Stephen D. Wrage

Stephen Wrage is a commentator on international affairs

His latest book is Spirits Talking: Thomas Jefferson, John Adams and Abigail Adams Argue Right and Wrong in the Affairs of States, published by Paradigm Press.

It is a set of dialogues laying out three theoretical perspectives on issues in ethics and international affairs. In 2016, he will publish The Politics and Strategy of No-Fly Zones with Ashgate.

Dr. Wrage earned his B.A. in Classics in 1974 at Amherst College. On graduating, he went to Athens for two years where he taught at Athens College, a school for Greek students.

Returning to the U.S. he taught at St. Albans School in Washington, worked at the Brookings Institution for Mr. Helmut Sonnefeldt and attended the Johns Hopkins School of Advanced International Studies.

In 2004, he published Immaculate Warfare, a study of the ethical, practical and command issues raised by precision guided munitions. In 1995, he spent a Fulbright year teaching at the National University of Singapore.

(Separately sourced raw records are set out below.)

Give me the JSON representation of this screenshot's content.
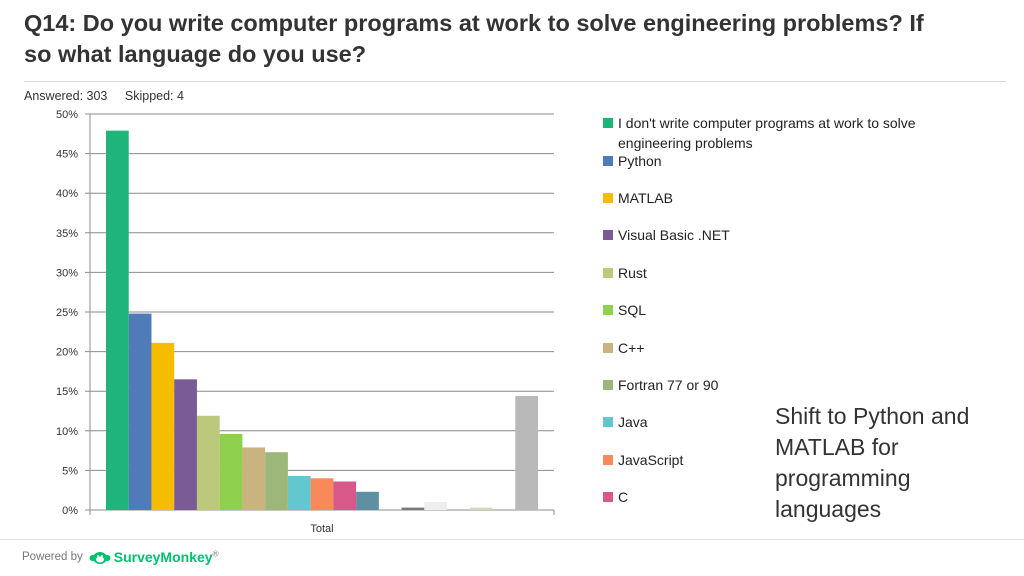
{
  "question": {
    "title": "Q14: Do you write computer programs at work to solve engineering problems? If so what language do you use?",
    "answered": "Answered: 303",
    "skipped": "Skipped: 4"
  },
  "callout": "Shift to Python and MATLAB for programming languages",
  "footer": {
    "powered_by": "Powered by",
    "brand": "SurveyMonkey",
    "trademark": "®",
    "logo_icon": "surveymonkey-logo-icon"
  },
  "chart_data": {
    "type": "bar",
    "title": "",
    "xlabel": "",
    "ylabel": "",
    "categories": [
      "Total"
    ],
    "ylim": [
      0,
      50
    ],
    "yticks": [
      "0%",
      "5%",
      "10%",
      "15%",
      "20%",
      "25%",
      "30%",
      "35%",
      "40%",
      "45%",
      "50%"
    ],
    "grid": true,
    "legend_position": "right",
    "series": [
      {
        "name": "I don't write computer programs at work to solve engineering problems",
        "value": 47.9,
        "color": "#1fb57a",
        "in_legend": true
      },
      {
        "name": "Python",
        "value": 24.8,
        "color": "#4f7bb8",
        "in_legend": true
      },
      {
        "name": "MATLAB",
        "value": 21.1,
        "color": "#f5bc00",
        "in_legend": true
      },
      {
        "name": "Visual Basic .NET",
        "value": 16.5,
        "color": "#7b5b96",
        "in_legend": true
      },
      {
        "name": "Rust",
        "value": 11.9,
        "color": "#bcc97c",
        "in_legend": true
      },
      {
        "name": "SQL",
        "value": 9.6,
        "color": "#8fd14f",
        "in_legend": true
      },
      {
        "name": "C++",
        "value": 7.9,
        "color": "#c9b47f",
        "in_legend": true
      },
      {
        "name": "Fortran 77 or 90",
        "value": 7.3,
        "color": "#9db67a",
        "in_legend": true
      },
      {
        "name": "Java",
        "value": 4.3,
        "color": "#63c7cf",
        "in_legend": true
      },
      {
        "name": "JavaScript",
        "value": 4.0,
        "color": "#f7895a",
        "in_legend": true
      },
      {
        "name": "C",
        "value": 3.6,
        "color": "#d8588c",
        "in_legend": true
      },
      {
        "name": "",
        "value": 2.3,
        "color": "#5e8fa3",
        "in_legend": false
      },
      {
        "name": "",
        "value": 0.0,
        "color": "#999999",
        "in_legend": false
      },
      {
        "name": "",
        "value": 0.3,
        "color": "#777777",
        "in_legend": false
      },
      {
        "name": "",
        "value": 1.0,
        "color": "#eeeeee",
        "in_legend": false
      },
      {
        "name": "",
        "value": 0.0,
        "color": "#cccccc",
        "in_legend": false
      },
      {
        "name": "",
        "value": 0.3,
        "color": "#d8d4c0",
        "in_legend": false
      },
      {
        "name": "",
        "value": 0.0,
        "color": "#bbbbbb",
        "in_legend": false
      },
      {
        "name": "",
        "value": 14.4,
        "color": "#b9b9b9",
        "in_legend": false
      }
    ]
  }
}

He has written about that severely controlled society for The Washington Post, The Los Angeles Times, The Asian Wall Street Journal and The Atlantic Monthly.

In 1991, he held a Pew Faculty Fellowship in International Affairs at the Kennedy School of Government.

Beginning in 1980, he served as assistant dean of the School of Foreign Service at Georgetown University and wrote his dissertation — a study of human rights in American foreign policy — at Johns Hopkins under the direction of Dr. Robert Osgood.

He has published scholarly articles and books on a variety of topics in ethics and American foreign policy and is the author of a number of widely used case studies of actual ethical quandaries experienced by officers in the American military.

Dr. Wrage is an open ocean sailor and brews his own beer.